Having faith is a journey with rocks, and stones, and potholes, and mountains, and especially swamps. But a journey in which you keep on going, because that journey is changing you, and you know that the God of surprises is doing something awesome in your life and in the lives of others. You may not know how or what it’s all about. You may not know what surprises God has in store. But you DO trust in your traveling companion, who assures you along the way –the God of promise, because He’s God, but also because He’s there, journeying with you.

Faith is not a destination. Faith is a journey. And while there will be destinations, surprises, and changes along the way, there will always be another journey to travel, and another surprise down the road. All you have to do is take the first step.

We are all people journeying forward with God in some way or another. Some of us take longer than others. Some aren’t sure where they are going or why. Others don’t know they are journeying toward God at all…..yet.

In our lives, in our ways of following Jesus, in our path we have chosen, no matter what denomination, or what doctrines or traditions or rituals we hold dear, we are all traveling in faith toward a life that will be made beautiful in the person of Jesus. Because Jesus changes us. Life with Jesus changes us. And in the process of walking with Him, we are becoming something new every single day of our walk of faith. Being a Christian is a walk. It’s a journey.

We live in liminal space. We live a liminal faith.

Today, as we approach the celebration of the Christ child, we stand at the threshold of huge change. Huge possibilities. For the world. For your life. The more who find themselves on that road of faith in Jesus Christ, the more of Jesus we will have in this world.

Now more than ever, we need to recognize the power of Jesus in this world …to change and heal, to save and salvage. We know in our hearts, even if sometimes we hit moments or times of doubt, that Jesus has the power to change our lives, changes our hearts, and change our world.

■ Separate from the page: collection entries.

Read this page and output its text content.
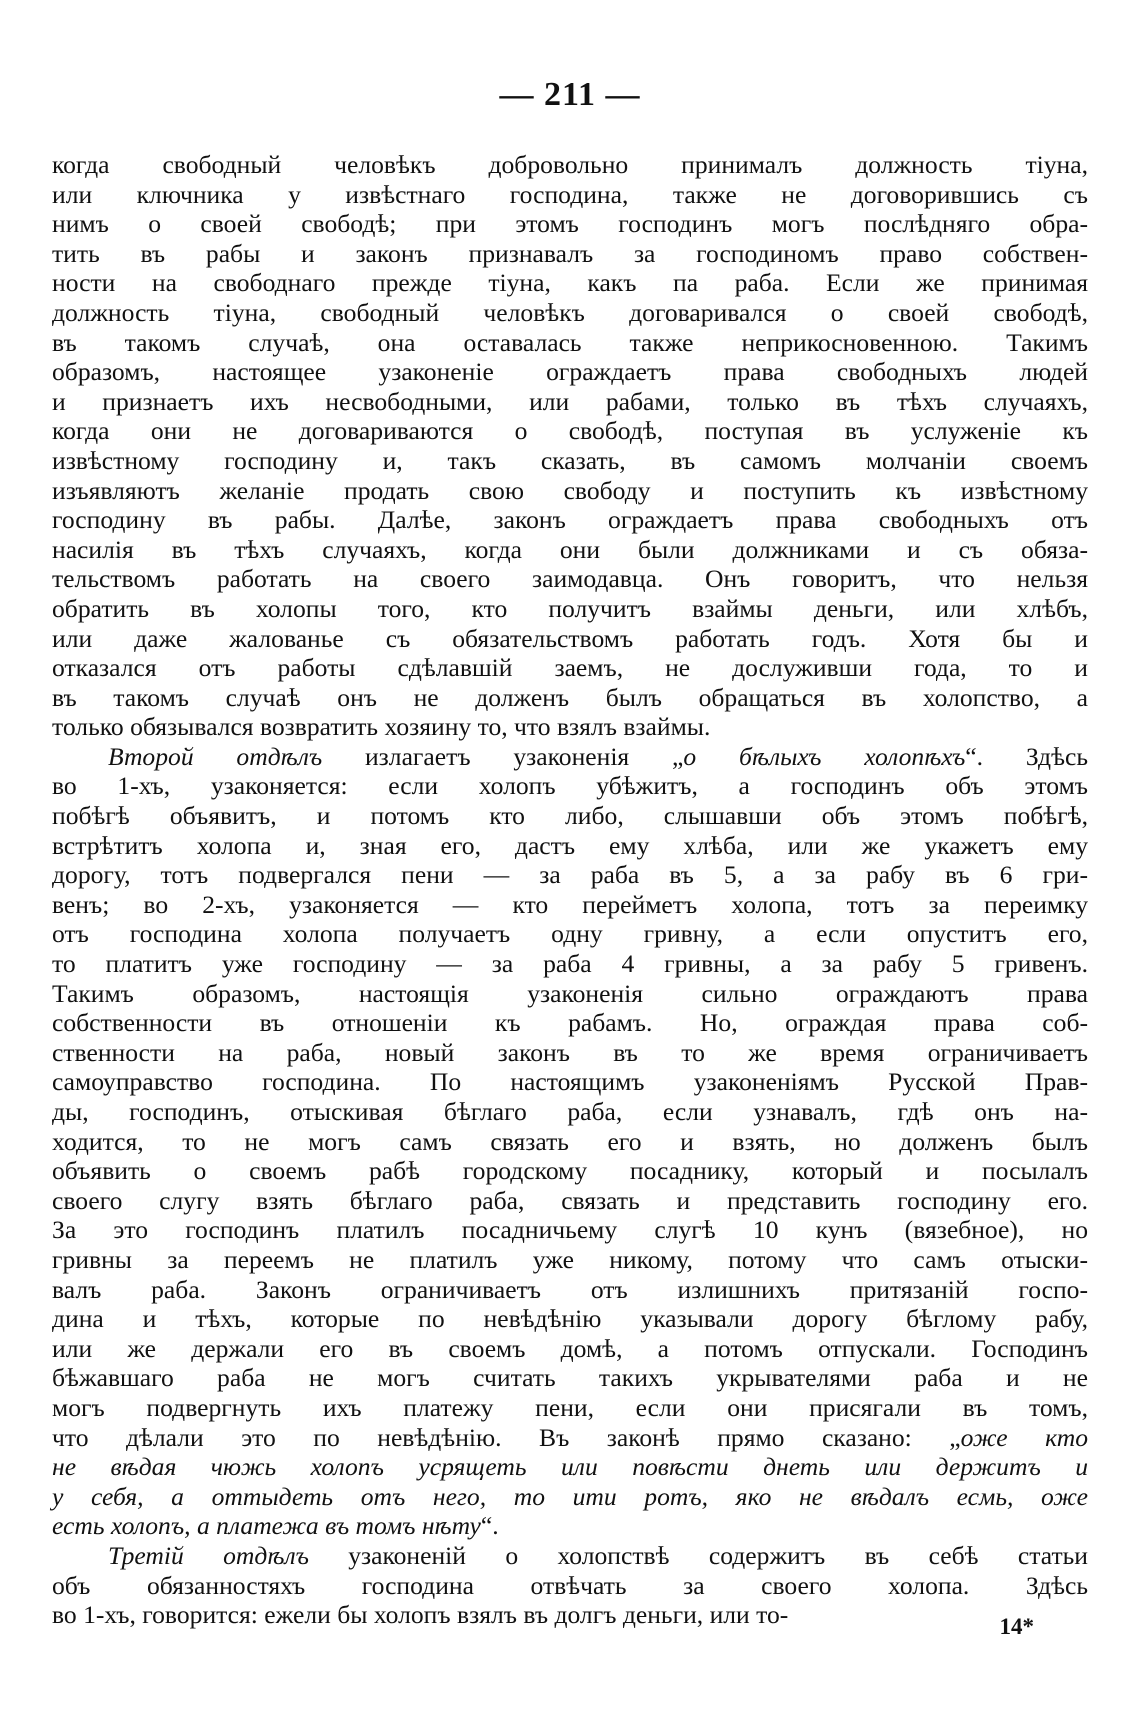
— 211 —
когда свободный человѣкъ добровольно принималъ должность тіуна,
или ключника у извѣстнаго господина, также не договорившись съ
нимъ о своей свободѣ; при этомъ господинъ могъ послѣдняго обра-
тить въ рабы и законъ признавалъ за господиномъ право собствен-
ности на свободнаго прежде тіуна, какъ па раба. Если же принимая
должность тіуна, свободный человѣкъ договаривался о своей свободѣ,
въ такомъ случаѣ, она оставалась также неприкосновенною. Такимъ
образомъ, настоящее узаконеніе ограждаетъ права свободныхъ людей
и признаетъ ихъ несвободными, или рабами, только въ тѣхъ случаяхъ,
когда они не договариваются о свободѣ, поступая въ услуженіе къ
извѣстному господину и, такъ сказать, въ самомъ молчаніи своемъ
изъявляютъ желаніе продать свою свободу и поступить къ извѣстному
господину въ рабы. Далѣе, законъ ограждаетъ права свободныхъ отъ
насилія въ тѣхъ случаяхъ, когда они были должниками и съ обяза-
тельствомъ работать на своего заимодавца. Онъ говоритъ, что нельзя
обратить въ холопы того, кто получитъ взаймы деньги, или хлѣбъ,
или даже жалованье съ обязательствомъ работать годъ. Хотя бы и
отказался отъ работы сдѣлавшій заемъ, не дослуживши года, то и
въ такомъ случаѣ онъ не долженъ былъ обращаться въ холопство, а
только обязывался возвратить хозяину то, что взялъ взаймы.
Второй отдѣлъ излагаетъ узаконенія „о бѣлыхъ холопѣхъ“. Здѣсь
во 1-хъ, узаконяется: если холопъ убѣжитъ, а господинъ объ этомъ
побѣгѣ объявитъ, и потомъ кто либо, слышавши объ этомъ побѣгѣ,
встрѣтитъ холопа и, зная его, дастъ ему хлѣба, или же укажетъ ему
дорогу, тотъ подвергался пени — за раба въ 5, а за рабу въ 6 гри-
венъ; во 2-хъ, узаконяется — кто перейметъ холопа, тотъ за переимку
отъ господина холопа получаетъ одну гривну, а если опуститъ его,
то платитъ уже господину — за раба 4 гривны, а за рабу 5 гривенъ.
Такимъ образомъ, настоящія узаконенія сильно ограждаютъ права
собственности въ отношеніи къ рабамъ. Но, ограждая права соб-
ственности на раба, новый законъ въ то же время ограничиваетъ
самоуправство господина. По настоящимъ узаконеніямъ Русской Прав-
ды, господинъ, отыскивая бѣглаго раба, если узнавалъ, гдѣ онъ на-
ходится, то не могъ самъ связать его и взять, но долженъ былъ
объявить о своемъ рабѣ городскому посаднику, который и посылалъ
своего слугу взять бѣглаго раба, связать и представить господину его.
За это господинъ платилъ посадничьему слугѣ 10 кунъ (вязебное), но
гривны за переемъ не платилъ уже никому, потому что самъ отыски-
валъ раба. Законъ ограничиваетъ отъ излишнихъ притязаній госпо-
дина и тѣхъ, которые по невѣдѣнію указывали дорогу бѣглому рабу,
или же держали его въ своемъ домѣ, а потомъ отпускали. Господинъ
бѣжавшаго раба не могъ считать такихъ укрывателями раба и не
могъ подвергнуть ихъ платежу пени, если они присягали въ томъ,
что дѣлали это по невѣдѣнію. Въ законѣ прямо сказано: „оже кто
не вѣдая чюжь холопъ усрящеть или повѣсти днеть или держитъ и
у себя, а оттыдеть отъ него, то ити ротъ, яко не вѣдалъ есмь, оже
есть холопъ, а платежа въ томъ нѣту“.
Третій отдѣлъ узаконеній о холопствѣ содержитъ въ себѣ статьи
объ обязанностяхъ господина отвѣчать за своего холопа. Здѣсь
во 1-хъ, говорится: ежели бы холопъ взялъ въ долгъ деньги, или то-	14*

We know that Jesus is our destination, even as Jesus is our traveling companion. And the road home is a garden life of walking with God, talking with God, and loving God. No matter how far we travel, or how rough the road, all roads lead to God when those roads are taken as pilgrimages of faith in Jesus Christ. Jesus is the only road to God, but there are many roads to Jesus.

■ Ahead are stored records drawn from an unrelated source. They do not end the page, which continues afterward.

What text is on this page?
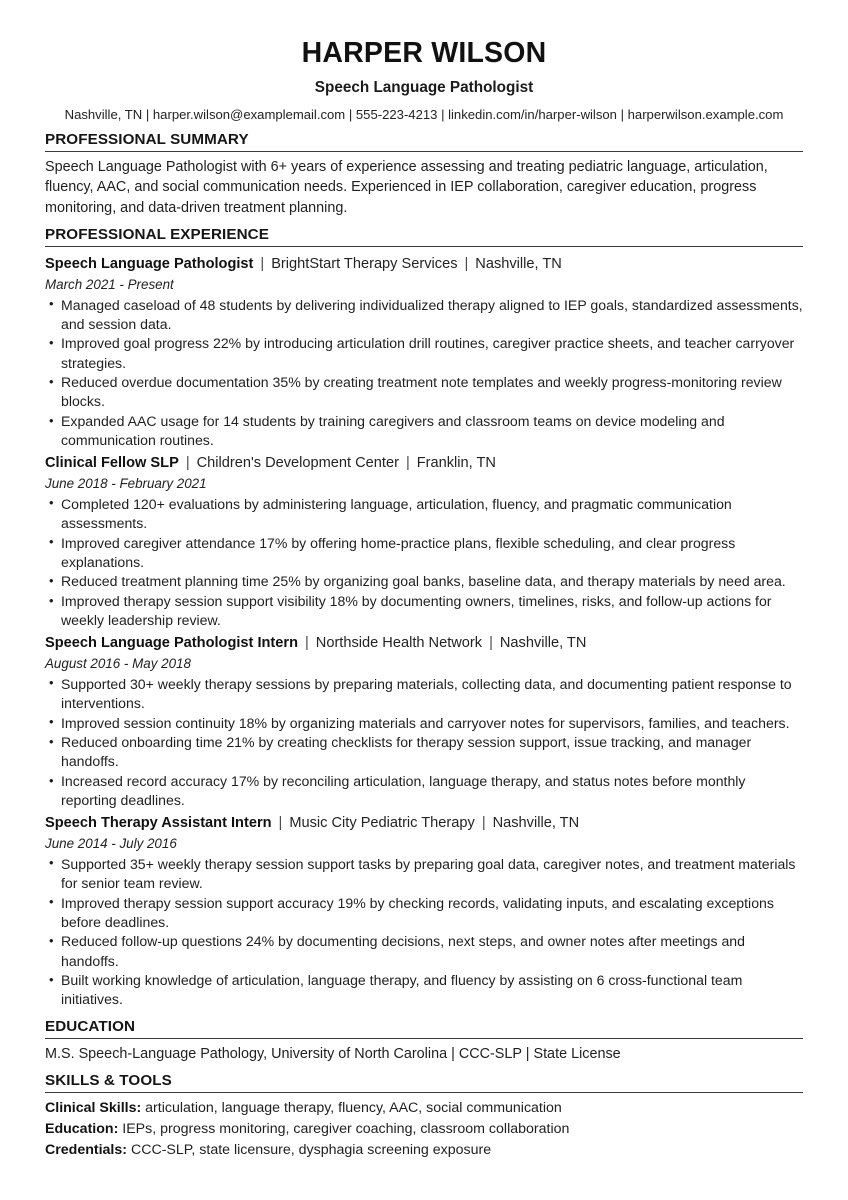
HARPER WILSON
Speech Language Pathologist
Nashville, TN | harper.wilson@examplemail.com | 555-223-4213 | linkedin.com/in/harper-wilson | harperwilson.example.com
PROFESSIONAL SUMMARY

Speech Language Pathologist with 6+ years of experience assessing and treating pediatric language, articulation, fluency, AAC, and social communication needs. Experienced in IEP collaboration, caregiver education, progress monitoring, and data-driven treatment planning.

PROFESSIONAL EXPERIENCE
Speech Language Pathologist | BrightStart Therapy Services | Nashville, TN
March 2021 - Present
• Managed caseload of 48 students by delivering individualized therapy aligned to IEP goals, standardized assessments, and session data.
• Improved goal progress 22% by introducing articulation drill routines, caregiver practice sheets, and teacher carryover strategies.
• Reduced overdue documentation 35% by creating treatment note templates and weekly progress-monitoring review blocks.
• Expanded AAC usage for 14 students by training caregivers and classroom teams on device modeling and communication routines.
Clinical Fellow SLP | Children's Development Center | Franklin, TN
June 2018 - February 2021
• Completed 120+ evaluations by administering language, articulation, fluency, and pragmatic communication assessments.
• Improved caregiver attendance 17% by offering home-practice plans, flexible scheduling, and clear progress explanations.
• Reduced treatment planning time 25% by organizing goal banks, baseline data, and therapy materials by need area.
• Improved therapy session support visibility 18% by documenting owners, timelines, risks, and follow-up actions for weekly leadership review.
Speech Language Pathologist Intern | Northside Health Network | Nashville, TN
August 2016 - May 2018
• Supported 30+ weekly therapy sessions by preparing materials, collecting data, and documenting patient response to interventions.
• Improved session continuity 18% by organizing materials and carryover notes for supervisors, families, and teachers.
• Reduced onboarding time 21% by creating checklists for therapy session support, issue tracking, and manager handoffs.
• Increased record accuracy 17% by reconciling articulation, language therapy, and status notes before monthly reporting deadlines.
Speech Therapy Assistant Intern | Music City Pediatric Therapy | Nashville, TN
June 2014 - July 2016
• Supported 35+ weekly therapy session support tasks by preparing goal data, caregiver notes, and treatment materials for senior team review.
• Improved therapy session support accuracy 19% by checking records, validating inputs, and escalating exceptions before deadlines.
• Reduced follow-up questions 24% by documenting decisions, next steps, and owner notes after meetings and handoffs.
• Built working knowledge of articulation, language therapy, and fluency by assisting on 6 cross-functional team initiatives.
EDUCATION

M.S. Speech-Language Pathology, University of North Carolina | CCC-SLP | State License

SKILLS & TOOLS

Clinical Skills: articulation, language therapy, fluency, AAC, social communication

Education: IEPs, progress monitoring, caregiver coaching, classroom collaboration

Credentials: CCC-SLP, state licensure, dysphagia screening exposure
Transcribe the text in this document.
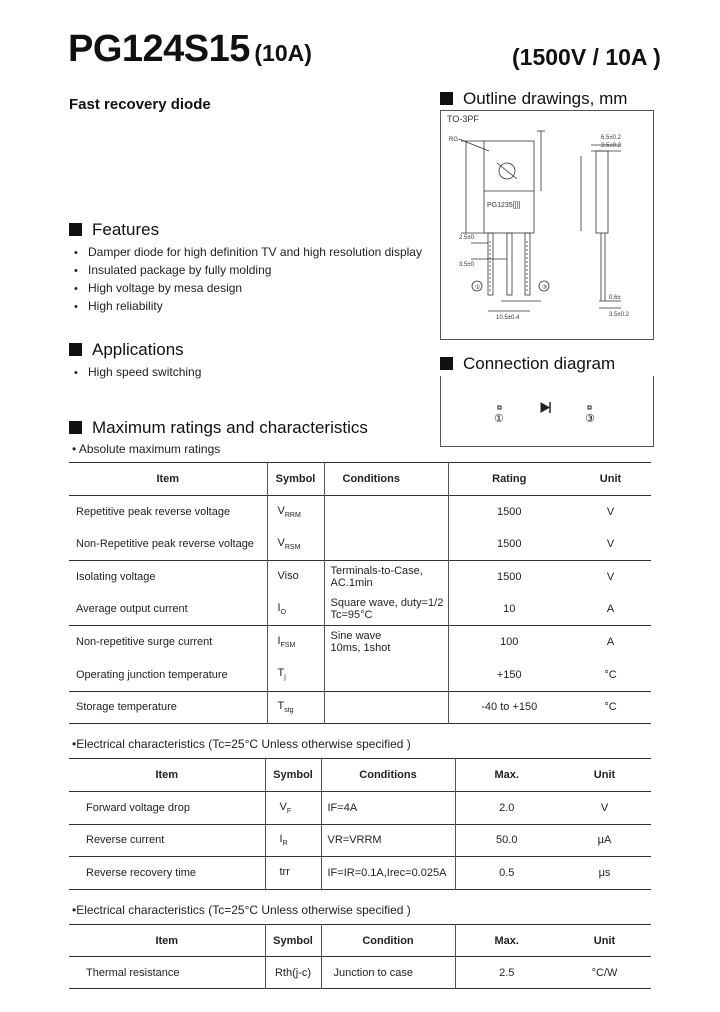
PG124S15 (10A)	(1500V / 10A )
Fast recovery diode
Features
• Damper diode for high definition TV and high resolution display
• Insulated package by fully molding
• High voltage by mesa design
• High reliability
Applications
• High speed switching
Outline drawings, mm
TO-3PF
RG
PG1235[]]]
6.5±0.2
3.5±0.2
2.5±0
3.5±0
0.6±
3.5±0.2
10.5±0.4
①	③
Connection diagram
①	③
Maximum ratings and characteristics
• Absolute maximum ratings
Item	Symbol	Conditions	Rating	Unit
Repetitive peak reverse voltage	$V_{RRM}$		1500	V
Non-Repetitive peak reverse voltage	$V_{RSM}$		1500	V
Isolating voltage	Viso	Terminals-to-Case,
AC.1min	1500	V
Average output current	$I_O$	Square wave, duty=1/2
Tc=95°C	10	A
Non-repetitive surge current	$I_{FSM}$	Sine wave
10ms, 1shot	100	A
Operating junction temperature	$T_j$		+150	°C
Storage temperature	$T_{stg}$		-40 to +150	°C
•Electrical characteristics (Tc=25°C Unless otherwise specified )
Item	Symbol	Conditions	Max.	Unit
Forward voltage drop	$V_F$	IF=4A	2.0	V
Reverse current	$I_R$	VR=VRRM	50.0	μA
Reverse recovery time	trr	IF=IR=0.1A,Irec=0.025A	0.5	μs
•Electrical characteristics (Tc=25°C Unless otherwise specified )
Item	Symbol	Condition	Max.	Unit
Thermal resistance	Rth(j-c)	Junction to case	2.5	°C/W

Today, as you prepare to celebrate with family and friends, prepare to open gifts, and to revel in the joy of the holidays, know that this too is only “liminal space,” part of the journey that leads to even bigger and better things –to love, hope, and resurrection life.

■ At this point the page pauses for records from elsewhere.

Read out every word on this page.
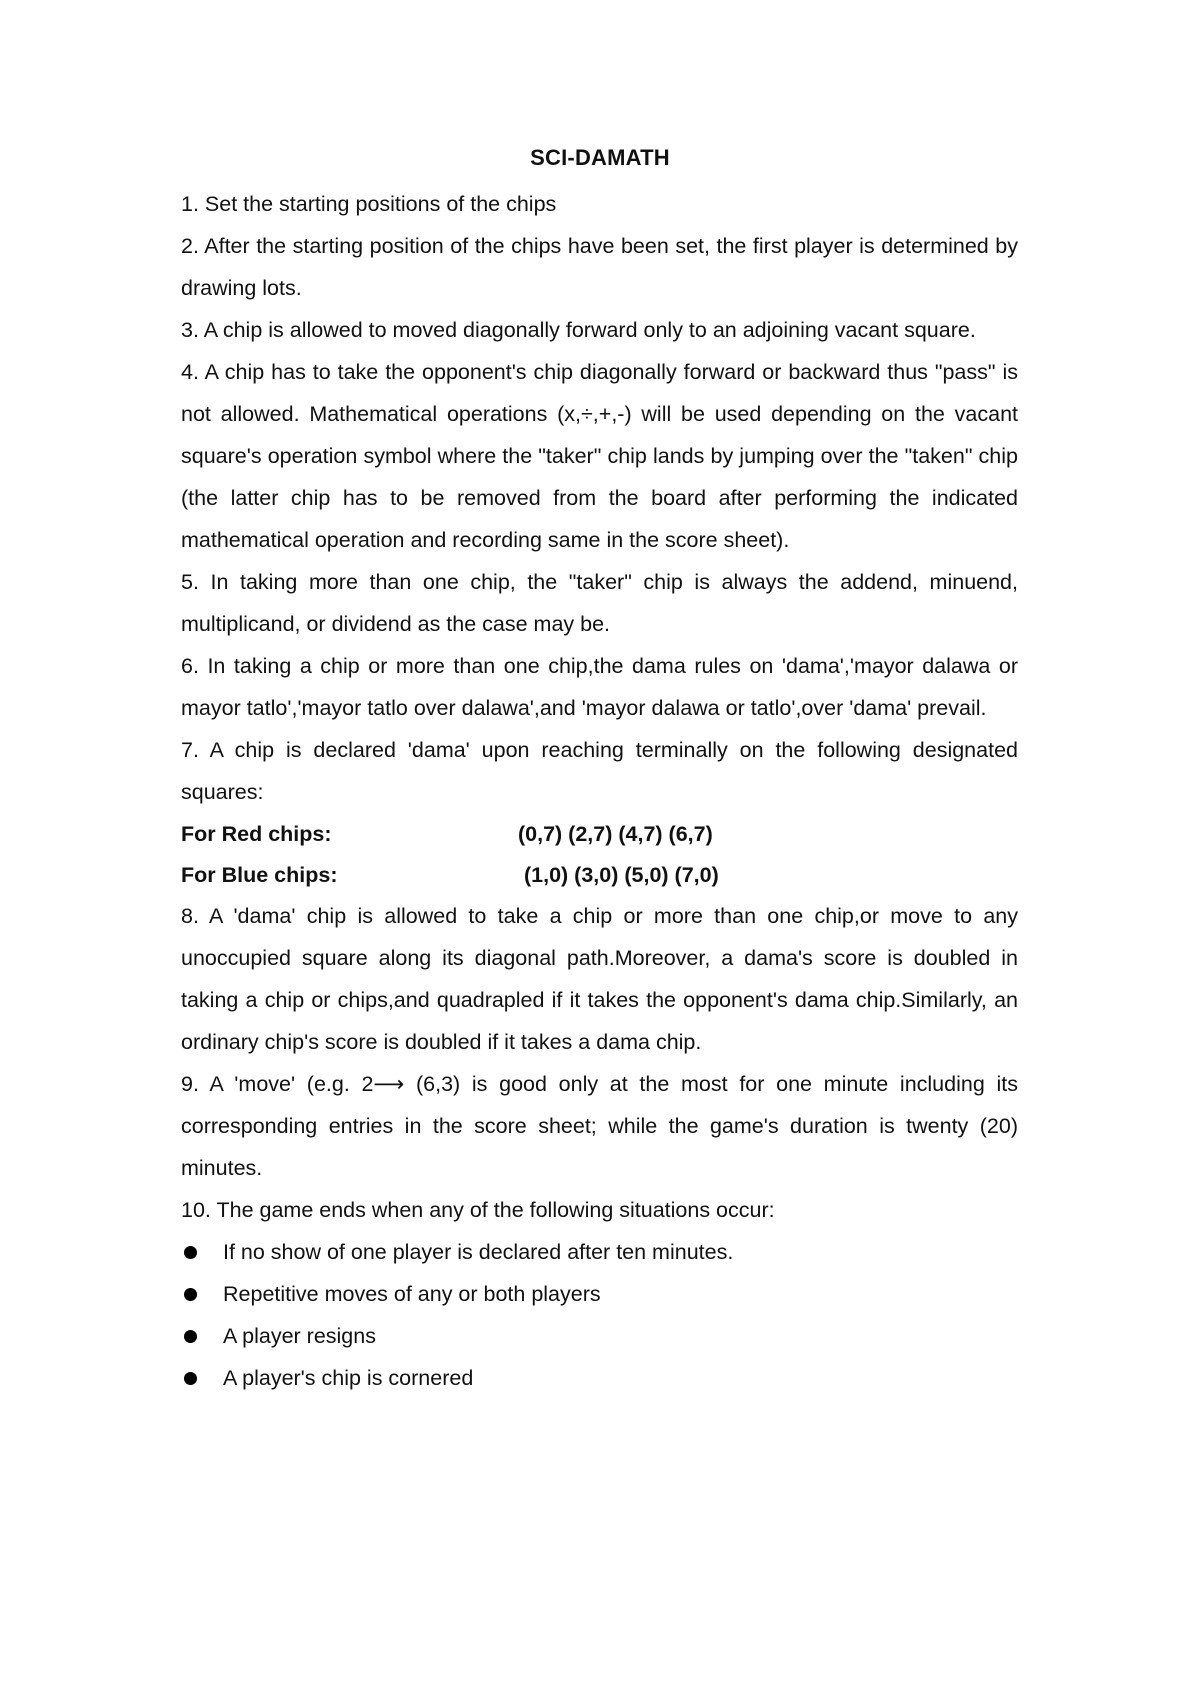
SCI-DAMATH

1. Set the starting positions of the chips

2. After the starting position of the chips have been set, the first player is determined by drawing lots.

3. A chip is allowed to moved diagonally forward only to an adjoining vacant square.

4. A chip has to take the opponent's chip diagonally forward or backward thus "pass" is not allowed. Mathematical operations (x,÷,+,-) will be used depending on the vacant square's operation symbol where the "taker" chip lands by jumping over the "taken" chip (the latter chip has to be removed from the board after performing the indicated mathematical operation and recording same in the score sheet).

5. In taking more than one chip, the "taker" chip is always the addend, minuend, multiplicand, or dividend as the case may be.

6. In taking a chip or more than one chip,the dama rules on 'dama','mayor dalawa or mayor tatlo','mayor tatlo over dalawa',and 'mayor dalawa or tatlo',over 'dama' prevail.

7. A chip is declared 'dama' upon reaching terminally on the following designated squares:

For Red chips:	(0,7) (2,7) (4,7) (6,7)
For Blue chips:	(1,0) (3,0) (5,0) (7,0)

8. A 'dama' chip is allowed to take a chip or more than one chip,or move to any unoccupied square along its diagonal path.Moreover, a dama's score is doubled in taking a chip or chips,and quadrapled if it takes the opponent's dama chip.Similarly, an ordinary chip's score is doubled if it takes a dama chip.

9. A 'move' (e.g. 2⟶ (6,3) is good only at the most for one minute including its corresponding entries in the score sheet; while the game's duration is twenty (20) minutes.

10. The game ends when any of the following situations occur:

If no show of one player is declared after ten minutes.
Repetitive moves of any or both players
A player resigns
A player's chip is cornered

There may be some people in your family, or among your friends, that are not “at home” this Christmas and you are especially worried about them. Maybe one of your kids is “at home” but not “at home” this Christmas by their actions and attitudes. Remember that this is “liminal space,” and we pray each other through our liminal spaces, for we are all at various points in the journey of faith. Remember, the magic is in the moment, in the journey, in the “getting there,” in the Story. Enter into it. Live it. Love it. Cherish it.

And remember this: that even if they are not “at home” this Christmas, either physically, mentally, or spiritually, Jesus is most “at home” among the homeless. Here is G. K. Chesterton reminding us of this in his classic Christmas poem:

A child in a foul stable,
Where the beasts feed and foam;
Only where he was homeless
Are you and I at home:

We have hands that fashion and heads that know,
But our hearts we lost—how long ago!
In a place no chart nor ship can show
Under the sky’s dome.

To an open house in the evening
Home shall men come,
To an older place than Eden
And a taller town than Rome.

To the end of the way of the wandering star,
To the things that cannot be and that are,
To the place where God was homeless
And all men are at home.

May we all find our “home” in the most liminal spaces this Christmas, and be most “at home” among the homeless and those lost in those liminal spaces, where Jesus resides with us, even as He leads us.